Xlife wrote: ↑Sun Jul 02, 2023 1:51 pm
Googly wrote: ↑Sun Jul 02, 2023 12:47 pm
Xlife wrote: ↑Sun Jul 02, 2023 12:37 pm
The racial discussion is never going away (in cricket and in real life), no matter how much you will it. There will likely always be a natural racial bias in some humans.
With regards to cricket, personally I would rather see an almost black squad in the future as that would mean we are likely maximising our talent pool (reaching rural areas etc). Relying on an extremely small community of whites for good players is not sustainable in the medium to long term.
Anyway, that's a separate thread for another day, just wanted to point out that players like Evans, PJ and Campbell are way overhyped here and haven't done anything to justify being in our best XI
And why is it not sustainable? No cricket in rural areas will ever be played. About 2 black schools play.
Theyve tried the All Blacks for 20 years with no success.
What they need to do is ramp up the small community of whites playing. The very opposite of your Final Solution.
This is one of the dumbest responses yet... So your solution is the make cricket even more exclusive to a shrinking white community? The very definition of racism...
Look at the size of the crowds at HSC and tell me that the sport has no potential to become the number one sport in the country. Especially with football currently in the doldrums...
I live thousands miles away, so I'm the last who can have a first hand experience.
Watching this qualifier on TV I see that 99.99% of the crowd, which packed the stands, is made by black africans. White africans (at least from what I've seen on TV) were less than a dozen people. Some of them siblings of the players.

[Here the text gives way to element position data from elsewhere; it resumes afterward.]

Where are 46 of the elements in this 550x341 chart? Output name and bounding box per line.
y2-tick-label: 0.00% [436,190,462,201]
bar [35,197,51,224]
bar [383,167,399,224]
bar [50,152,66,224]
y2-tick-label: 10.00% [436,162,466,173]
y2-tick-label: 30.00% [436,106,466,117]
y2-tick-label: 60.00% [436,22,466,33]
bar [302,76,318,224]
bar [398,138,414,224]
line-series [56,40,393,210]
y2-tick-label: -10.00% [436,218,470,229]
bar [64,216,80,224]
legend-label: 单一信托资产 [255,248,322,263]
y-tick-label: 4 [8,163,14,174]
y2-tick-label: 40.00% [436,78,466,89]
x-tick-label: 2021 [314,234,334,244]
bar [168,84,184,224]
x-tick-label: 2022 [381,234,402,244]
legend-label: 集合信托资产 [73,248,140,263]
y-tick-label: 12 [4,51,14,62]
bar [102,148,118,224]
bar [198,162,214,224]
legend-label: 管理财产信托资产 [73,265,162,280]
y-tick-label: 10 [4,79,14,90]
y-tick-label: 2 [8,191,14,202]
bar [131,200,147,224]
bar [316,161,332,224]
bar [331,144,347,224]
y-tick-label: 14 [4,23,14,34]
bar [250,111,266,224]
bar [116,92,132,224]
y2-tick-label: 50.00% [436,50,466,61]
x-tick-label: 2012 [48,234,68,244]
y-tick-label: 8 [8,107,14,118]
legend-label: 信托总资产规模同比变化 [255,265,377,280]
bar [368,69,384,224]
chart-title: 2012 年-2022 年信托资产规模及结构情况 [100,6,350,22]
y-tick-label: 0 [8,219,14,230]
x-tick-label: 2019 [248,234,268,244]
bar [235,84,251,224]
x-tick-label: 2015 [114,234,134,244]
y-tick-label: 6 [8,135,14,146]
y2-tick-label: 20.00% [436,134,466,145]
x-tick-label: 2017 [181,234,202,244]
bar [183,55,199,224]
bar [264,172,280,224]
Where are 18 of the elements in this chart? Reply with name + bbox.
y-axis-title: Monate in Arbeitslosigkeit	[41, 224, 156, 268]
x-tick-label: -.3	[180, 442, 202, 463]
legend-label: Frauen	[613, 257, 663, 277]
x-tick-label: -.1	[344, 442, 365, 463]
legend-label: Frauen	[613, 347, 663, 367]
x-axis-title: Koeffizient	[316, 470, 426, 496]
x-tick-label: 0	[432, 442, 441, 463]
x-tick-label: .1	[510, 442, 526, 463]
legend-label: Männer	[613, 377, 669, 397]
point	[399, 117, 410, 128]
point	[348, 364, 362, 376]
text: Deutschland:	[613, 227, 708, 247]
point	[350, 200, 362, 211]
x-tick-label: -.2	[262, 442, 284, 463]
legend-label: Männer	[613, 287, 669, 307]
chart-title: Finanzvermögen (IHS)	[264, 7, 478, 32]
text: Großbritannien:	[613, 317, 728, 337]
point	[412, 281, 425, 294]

It's up to black Zimbabweans to finally produce a new breed of cricketers by widening the basis.
In Italy we have thousands of tapeball matches, played by asian immigrants, every weekend.
Playing tapeball cricket costs nothing: in every rural village of Zimbabwe you can play it.
Are black Zimbabweans massively organizing tapeball fixtures where new promising players may then be recruited by clubs playing hardball? If not, do first easy-to-access tapeball cricket before complaining racism.
It would be a pity if instead black Zimbabweans illude themselves sticking to football. For all Zimbabwean football fans: guys you have no idea where you are.In football Zimbabwe has no chance to succeed for the centuries to come: the gap with European and South American nations is something you have no idea how big it is.
The roaring crowds that packed both Bulawayo and Harare stands, seem to have undesrstood it. They applaude Williams and Raza which are all but black africans.
Please give those crowds new national stars (regardless the colour of the skin).